The substantial improvement in the Group’s operating profitability during the first quarter of the year is primarily attributable to structural factors, specifically:
• The continued growth in sales volumes and the strengthening of commercial activity.
• The improvement in the product mix and the increased value added of sales.
• The utilization of expanded production capacity, resulting from investments made in previous years.
• The Group’s operational readiness and ability to adapt to prevailing market conditions, particularly following the onset of the geopolitical crisis.
Net income also showed a particularly positive trend, with earnings after taxes amounting to €5.4 million, compared to €0.5 million in the corresponding period of 2025. Accordingly, earnings per share stood at €0.1177, compared to €0.0105 in the first quarter of the previous year, reflecting the substantial improvement in the Group’s overall financial performance.
In terms of business segments, the Packaging segment posted a particularly strong performance, with a 17.8% increase in revenue and a near doubling of EBITDA, which rose by 97.3%. The Technical Fabrics segment, despite subdued demand in certain markets, showed an improvement in gross profitability and a 38.8% increase in EBITDA, confirming the improved operational contribution of the Group’s core business segments.
It should be noted that the contribution of operations in Australia and New Zealand to the quarter’s results is very limited, as they were consolidated for only part of the period.
This development demonstrates the Group’s ability to improve its performance, even in an environment of heightened uncertainty and market disruptions, by leveraging its business model, geographic diversification, and the diversity of its operations.
Regarding the financial position, net debt stood at €71.1 million, compared to €56.9 million at the end of 2025. This increase is primarily attributable to the financing of the acquisition and the interim dividend distribution, while operating cash flows remained strong (€12.1 million).
Regarding the financial results for the first quarter of 2026, the CEO of the Thrace Plastics Group, Mr.
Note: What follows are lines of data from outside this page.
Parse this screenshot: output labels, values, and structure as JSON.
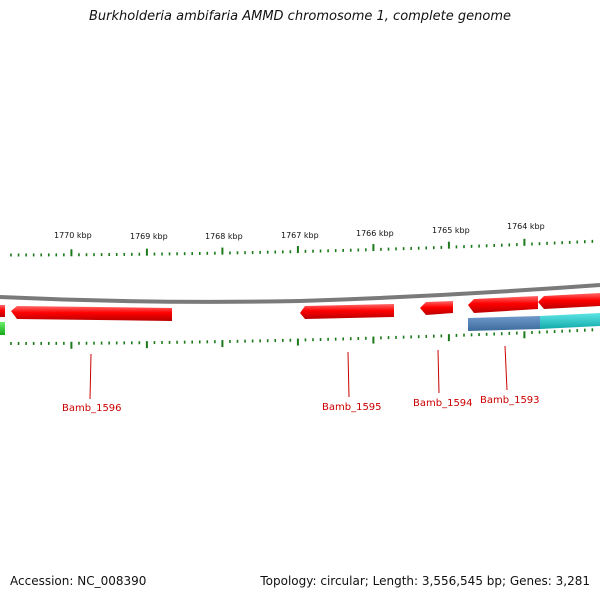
{
  "title": "Burkholderia ambifaria AMMD chromosome 1, complete genome",
  "footer": {
    "accession_label": "Accession: NC_008390",
    "stats_label": "Topology: circular; Length: 3,556,545 bp; Genes: 3,281"
  },
  "colors": {
    "background": "#ffffff",
    "backbone": "#7a7a7a",
    "tick": "#1a7a1a",
    "gene_forward": "#ff0000",
    "gene_label": "#cc0000",
    "rna_green": "#22cc22",
    "feature_blue": "#4a7fb5",
    "feature_cyan": "#22cccc"
  },
  "scale_labels": [
    "1770 kbp",
    "1769 kbp",
    "1768 kbp",
    "1767 kbp",
    "1766 kbp",
    "1765 kbp",
    "1764 kbp"
  ],
  "gene_labels": [
    "Bamb_1596",
    "Bamb_1595",
    "Bamb_1594",
    "Bamb_1593"
  ]
}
D. Malamos, noted:
“The first quarter of 2026 confirms the Group’s momentum and resilience in an environment of heightened uncertainty and geopolitical challenges. The significant improvement in operating profitability reflects our steady commercial performance, the optimization of our product mix, and the effective utilization of investments made in previous years.
At the same time, the Group’s operational readiness allows us to consistently respond to our customers’ needs and ensure our seamless operation even under conditions of heightened volatility. We remain cautiously optimistic about the rest of the year, with our top priority being to maintain our growth trajectory and further strengthen our competitive position.”
Group Outlook
At the start of the second quarter of 2026, the international environment continues to be characterized by heightened uncertainty, with geopolitical developments affecting costs, supply chains, and market operations. The Group continues its operations without interruption, adapting its operations to changing conditions and ensuring business continuity.
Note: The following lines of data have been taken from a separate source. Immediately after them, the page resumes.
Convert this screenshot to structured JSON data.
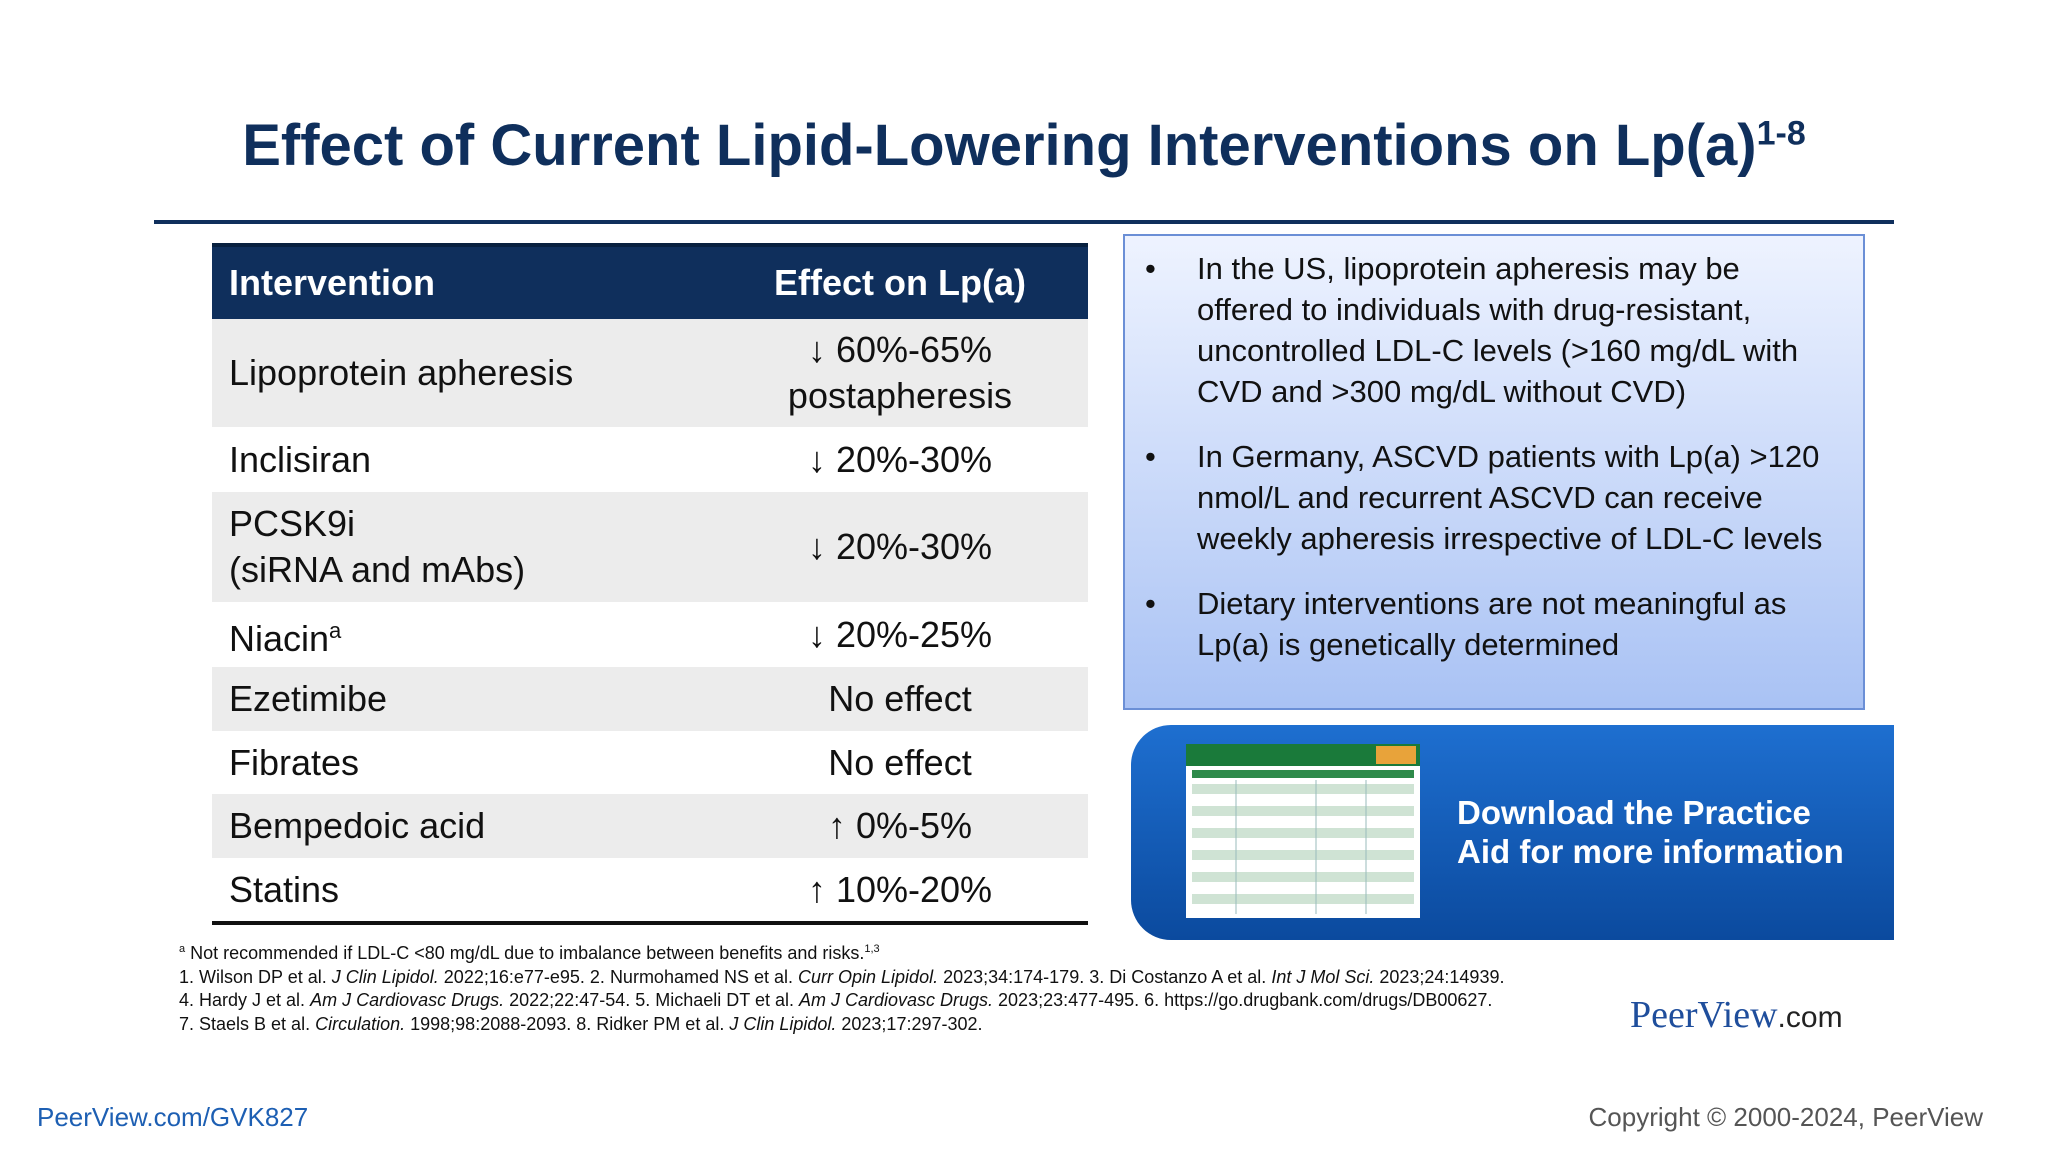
{
  "header": {
    "title": "Effect of Current Lipid-Lowering Interventions on Lp(a)",
    "title_sup": "1-8"
  },
  "table": {
    "columns": [
      "Intervention",
      "Effect on Lp(a)"
    ],
    "rows": [
      {
        "intervention": [
          "Lipoprotein apheresis"
        ],
        "effect": [
          "↓ 60%-65%",
          "postapheresis"
        ]
      },
      {
        "intervention": [
          "Inclisiran"
        ],
        "effect": [
          "↓ 20%-30%"
        ]
      },
      {
        "intervention": [
          "PCSK9i",
          "(siRNA and mAbs)"
        ],
        "effect": [
          "↓ 20%-30%"
        ]
      },
      {
        "intervention": [
          "Niacin"
        ],
        "sup": "a",
        "effect": [
          "↓ 20%-25%"
        ]
      },
      {
        "intervention": [
          "Ezetimibe"
        ],
        "effect": [
          "No effect"
        ]
      },
      {
        "intervention": [
          "Fibrates"
        ],
        "effect": [
          "No effect"
        ]
      },
      {
        "intervention": [
          "Bempedoic acid"
        ],
        "effect": [
          "↑ 0%-5%"
        ]
      },
      {
        "intervention": [
          "Statins"
        ],
        "effect": [
          "↑ 10%-20%"
        ]
      }
    ]
  },
  "bullets": [
    "In the US, lipoprotein apheresis may be offered to individuals with drug-resistant, uncontrolled LDL-C levels (>160 mg/dL with CVD and >300 mg/dL without CVD)",
    "In Germany, ASCVD patients with Lp(a) >120 nmol/L and recurrent ASCVD can receive weekly apheresis irrespective of LDL-C levels",
    "Dietary interventions are not meaningful as Lp(a) is genetically determined"
  ],
  "banner": {
    "lines": [
      "Download the Practice",
      "Aid for more information"
    ]
  },
  "footnote": {
    "mark": "a",
    "text": "Not recommended if LDL-C <80 mg/dL due to imbalance between benefits and risks.",
    "sup": "1,3"
  },
  "references": [
    [
      "1. Wilson DP et al. ",
      "J Clin Lipidol.",
      " 2022;16:e77-e95. 2. Nurmohamed NS et al. ",
      "Curr Opin Lipidol.",
      " 2023;34:174-179. 3. Di Costanzo A et al. ",
      "Int J Mol Sci.",
      " 2023;24:14939."
    ],
    [
      "4.  Hardy J et al. ",
      "Am J Cardiovasc Drugs.",
      " 2022;22:47-54. 5. Michaeli DT et al. ",
      "Am J Cardiovasc Drugs.",
      " 2023;23:477-495. 6. https://go.drugbank.com/drugs/DB00627."
    ],
    [
      "7. Staels B et al. ",
      "Circulation.",
      " 1998;98:2088-2093. 8. Ridker PM et al. ",
      "J Clin Lipidol.",
      " 2023;17:297-302."
    ]
  ],
  "logo": {
    "main": "PeerView",
    "suffix": ".com"
  },
  "footer": {
    "link": "PeerView.com/GVK827",
    "copyright": "Copyright © 2000-2024, PeerView"
  }
}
Management estimates that operating profitability for the second quarter of 2026 will exceed that of the corresponding period in 2025, maintaining the positive trend recorded in the first quarter. As for the results for the full fiscal year, it is not possible to make a reliable forecast due to the inability to assess the duration and intensity of geopolitical developments.
However, taking into account the performance to date and the Group’s operational readiness, it is estimated that the conditions are in place to maintain improved levels of comparable operating profitability compared to the previous year.